Regarding health-check: I fully agree that the socket-solution is far from ideal and should be extended to actually test something. It would be an option to use one of the normal endpoints, if you can guarantee that requests are answered in highload situations, instead of being terminated. If Orion receives a burst of requests, the connection pool gets exhausted and it start to reject connections. One of those connections is the health-check, that leads Kubernetes to think Orion is in a state from which it cannot recover by itself. But overall, Orion is able to work in that situation and can recover by working through its open connections and then continuing to accept new once. If the load is only a short-timed burst, the load will get lesser and nothing needs to be done. If the load stays high, Kubernetes can automatically mitigate this situation by scaling up(e.g. adding more instances of Orion). But due to the failing health-check, it assumes that Orion should be restarted to mitigate the problem, thus even making the situation worse. The information inside the summary traces would be what I'm looking for in a health check, but Kubernetes only supports 3 types of health-checks: http-requests, tcp-connections and commands(see https://kubernetes.io/docs/tasks/configure-pod-container/configure-liveness-readiness-startup-probes/). Wouldn't it be an option to map the information from the summary traces to an dedicated http-endpoint(running on a different thread-pool than the ngsi api), that can be used for health-checks?

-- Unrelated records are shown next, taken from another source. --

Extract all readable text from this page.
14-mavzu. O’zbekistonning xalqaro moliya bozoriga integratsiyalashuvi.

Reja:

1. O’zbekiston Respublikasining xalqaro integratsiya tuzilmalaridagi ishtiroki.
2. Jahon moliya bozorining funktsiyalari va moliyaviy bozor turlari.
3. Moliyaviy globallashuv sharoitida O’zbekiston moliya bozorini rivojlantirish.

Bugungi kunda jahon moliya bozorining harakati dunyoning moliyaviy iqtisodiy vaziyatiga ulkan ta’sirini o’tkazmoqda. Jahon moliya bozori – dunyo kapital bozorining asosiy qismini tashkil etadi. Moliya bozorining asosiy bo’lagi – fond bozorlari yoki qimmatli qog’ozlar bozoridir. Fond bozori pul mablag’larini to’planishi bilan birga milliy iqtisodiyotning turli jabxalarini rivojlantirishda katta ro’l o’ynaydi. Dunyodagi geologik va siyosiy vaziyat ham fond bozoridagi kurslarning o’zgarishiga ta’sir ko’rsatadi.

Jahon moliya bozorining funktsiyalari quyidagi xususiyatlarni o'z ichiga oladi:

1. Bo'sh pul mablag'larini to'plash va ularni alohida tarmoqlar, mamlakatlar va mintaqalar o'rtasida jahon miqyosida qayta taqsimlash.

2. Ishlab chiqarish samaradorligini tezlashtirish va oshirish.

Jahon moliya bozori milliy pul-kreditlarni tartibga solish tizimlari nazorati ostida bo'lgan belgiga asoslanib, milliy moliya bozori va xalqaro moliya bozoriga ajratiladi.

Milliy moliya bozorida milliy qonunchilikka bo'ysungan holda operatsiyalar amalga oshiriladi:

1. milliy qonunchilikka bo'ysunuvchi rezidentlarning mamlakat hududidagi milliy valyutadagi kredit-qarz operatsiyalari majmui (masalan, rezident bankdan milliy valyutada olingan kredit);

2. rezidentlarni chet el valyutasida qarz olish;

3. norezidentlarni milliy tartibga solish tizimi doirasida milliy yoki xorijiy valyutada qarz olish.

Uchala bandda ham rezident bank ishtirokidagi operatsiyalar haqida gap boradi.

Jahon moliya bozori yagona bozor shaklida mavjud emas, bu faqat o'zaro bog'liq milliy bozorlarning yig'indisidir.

Regarding memory: Your right that it behaves the same way as without Kubernetes. But since Kubernetes is able to automatically mitigate resource pressure by horizontal scaling, it would be better if Orion does not simply die, but instead slow down until the system was able to react. I know from @kzangeli that this is a quite complex problem and might not worth the effort. The line you are refering to in the helm-chart is commented out, its best practice to not configure resource requests in a helm chart. We used 6, 12 and 48 GB in our load tests.

mapedraza commented 3 years ago

Regarding health-check: Since the information is available on the Orion logs, it is possible to parse and process it using bash commands to perform the health-check (we understnad that with the third supported type of kubernetes health-chack, command, a check based in a bash script that way can be implemented, right?). It is available right now. Is this solution right for you?

Regarding memory: Thanks for the clarification related with helm-chart recipes, Orion needs enought resources, just to clarify (as you mentioned, is not your problem). Setting an autoscalling thresholds that allows to spawn a new CB instance before the previuos one exhaust all the memory would let the first instance stay alive.